Given that I have this function that I want to differentiate.
$ f(x) = \frac{\cos(x) \sin(x)}{2x+1} $
I know that I can do this with quotient and product rule, but I would like to understand chain rule fully on this one.
So I say $ z(x) = \cos(x) \sin(x) $ and alter my original problem:
$ h(x) = \frac{z(x)}{2x+1} $
Now, would I still do $\frac{\mathrm d}{\mathrm dx}$ or $\frac{\mathrm d}{\mathrm dz(x)}$?
If I do the latter, I will get:
$ \frac{\mathrm d}{\mathrm dz(x)} h(x) = \frac{\mathrm d}{\mathrm dz(x)}\frac{z(x)}{2x+1} = \frac{1}{2x-1}$
If I replace $z(x)$ with what I had before, I will not get the right result at all, I will just get the $f(x)$ back.
Then I tried to apply chain rule, like this:
$ \frac{\mathrm d}{\mathrm dz(x)} h(x) = \frac{\mathrm d}{\mathrm dz(x)} \frac{z(x)}{2x+1} \frac{\mathrm d}{\mathrm dx} z(x) = \frac{\cos(x)^2- \sin(x)^2}{2x-1}$
Which is not correct either, since the $\cos(x) \sin(x)$ term is missing.
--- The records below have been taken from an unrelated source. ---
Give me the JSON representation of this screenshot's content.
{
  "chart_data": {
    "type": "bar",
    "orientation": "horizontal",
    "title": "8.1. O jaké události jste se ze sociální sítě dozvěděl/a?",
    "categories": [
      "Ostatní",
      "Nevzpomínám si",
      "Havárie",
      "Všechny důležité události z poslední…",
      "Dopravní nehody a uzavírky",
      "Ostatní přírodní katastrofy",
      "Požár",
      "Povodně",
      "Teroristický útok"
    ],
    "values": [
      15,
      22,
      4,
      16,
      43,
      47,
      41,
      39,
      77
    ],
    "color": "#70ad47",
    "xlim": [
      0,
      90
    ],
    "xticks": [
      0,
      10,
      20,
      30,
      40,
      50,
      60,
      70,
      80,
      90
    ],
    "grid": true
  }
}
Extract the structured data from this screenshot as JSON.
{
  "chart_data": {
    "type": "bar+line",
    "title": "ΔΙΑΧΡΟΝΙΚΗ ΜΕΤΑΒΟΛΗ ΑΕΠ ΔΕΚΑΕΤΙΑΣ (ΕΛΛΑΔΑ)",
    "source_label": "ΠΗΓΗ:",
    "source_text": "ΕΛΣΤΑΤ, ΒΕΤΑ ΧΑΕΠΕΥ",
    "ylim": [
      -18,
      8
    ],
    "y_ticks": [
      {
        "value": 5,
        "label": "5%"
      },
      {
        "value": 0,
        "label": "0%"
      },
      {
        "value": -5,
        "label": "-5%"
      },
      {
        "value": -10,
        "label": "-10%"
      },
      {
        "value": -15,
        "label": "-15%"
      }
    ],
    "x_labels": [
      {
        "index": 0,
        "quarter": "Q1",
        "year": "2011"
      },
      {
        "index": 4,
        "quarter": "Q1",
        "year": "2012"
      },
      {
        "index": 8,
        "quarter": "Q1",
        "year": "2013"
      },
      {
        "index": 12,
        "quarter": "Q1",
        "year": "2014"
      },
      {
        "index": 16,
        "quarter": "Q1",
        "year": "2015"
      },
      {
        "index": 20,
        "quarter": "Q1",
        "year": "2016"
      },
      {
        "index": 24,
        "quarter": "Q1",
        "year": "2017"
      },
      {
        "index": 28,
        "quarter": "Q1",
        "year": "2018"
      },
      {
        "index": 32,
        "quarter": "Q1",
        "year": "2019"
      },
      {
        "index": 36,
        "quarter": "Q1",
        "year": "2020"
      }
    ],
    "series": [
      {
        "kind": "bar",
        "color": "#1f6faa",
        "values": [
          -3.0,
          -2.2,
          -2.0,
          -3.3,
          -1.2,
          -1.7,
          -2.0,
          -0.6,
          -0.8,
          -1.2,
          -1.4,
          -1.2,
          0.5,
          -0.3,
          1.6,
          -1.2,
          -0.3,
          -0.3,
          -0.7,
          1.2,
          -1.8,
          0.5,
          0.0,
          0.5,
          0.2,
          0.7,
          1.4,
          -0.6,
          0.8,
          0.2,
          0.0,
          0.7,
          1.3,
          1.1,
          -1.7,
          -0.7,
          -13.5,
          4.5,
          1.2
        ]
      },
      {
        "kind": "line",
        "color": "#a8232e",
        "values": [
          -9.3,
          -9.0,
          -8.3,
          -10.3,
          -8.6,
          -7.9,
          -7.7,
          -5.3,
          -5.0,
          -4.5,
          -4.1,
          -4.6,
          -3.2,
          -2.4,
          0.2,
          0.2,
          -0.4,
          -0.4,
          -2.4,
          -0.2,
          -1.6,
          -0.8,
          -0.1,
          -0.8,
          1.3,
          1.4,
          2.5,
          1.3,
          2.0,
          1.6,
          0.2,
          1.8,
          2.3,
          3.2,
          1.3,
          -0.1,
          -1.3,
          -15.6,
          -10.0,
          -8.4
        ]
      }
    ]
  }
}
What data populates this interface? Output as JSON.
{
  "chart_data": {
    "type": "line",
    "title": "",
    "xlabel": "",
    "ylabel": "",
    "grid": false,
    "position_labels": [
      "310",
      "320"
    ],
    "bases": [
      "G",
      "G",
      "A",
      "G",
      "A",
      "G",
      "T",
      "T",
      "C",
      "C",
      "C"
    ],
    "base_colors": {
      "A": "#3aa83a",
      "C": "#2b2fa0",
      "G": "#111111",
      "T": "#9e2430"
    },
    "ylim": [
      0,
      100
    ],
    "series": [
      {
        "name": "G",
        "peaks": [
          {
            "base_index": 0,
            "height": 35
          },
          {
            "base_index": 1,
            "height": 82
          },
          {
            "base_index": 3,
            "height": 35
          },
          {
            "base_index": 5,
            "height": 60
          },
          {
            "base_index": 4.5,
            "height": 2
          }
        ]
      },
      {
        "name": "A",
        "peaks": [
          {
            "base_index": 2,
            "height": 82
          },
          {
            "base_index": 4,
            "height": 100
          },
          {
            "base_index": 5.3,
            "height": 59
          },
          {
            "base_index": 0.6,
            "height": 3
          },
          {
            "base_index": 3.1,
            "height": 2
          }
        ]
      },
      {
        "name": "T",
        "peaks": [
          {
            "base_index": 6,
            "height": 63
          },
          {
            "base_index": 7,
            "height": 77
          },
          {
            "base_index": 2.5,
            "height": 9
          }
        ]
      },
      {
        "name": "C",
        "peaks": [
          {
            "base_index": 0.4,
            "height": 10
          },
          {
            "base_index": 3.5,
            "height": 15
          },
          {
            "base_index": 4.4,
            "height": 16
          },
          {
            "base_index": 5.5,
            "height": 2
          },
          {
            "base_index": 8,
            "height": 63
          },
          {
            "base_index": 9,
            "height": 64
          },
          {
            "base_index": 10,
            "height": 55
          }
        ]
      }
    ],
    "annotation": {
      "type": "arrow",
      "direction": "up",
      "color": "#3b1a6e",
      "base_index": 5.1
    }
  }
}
Differentiating against plain $x$:
\frac{\mathrm d}{\mathrm dx} h(x) = \frac{\mathrm d}{\mathrm dx} \frac{z(x)}{2x+1} = \frac{z'(x)(2x-1)-2z(x)}{2x-1}
Now I did not use the chain rule to get the right result. If I slap another z'(x) on there, as the inner derivative, I get too much.
So how would I use the chain rule the right way in this problem?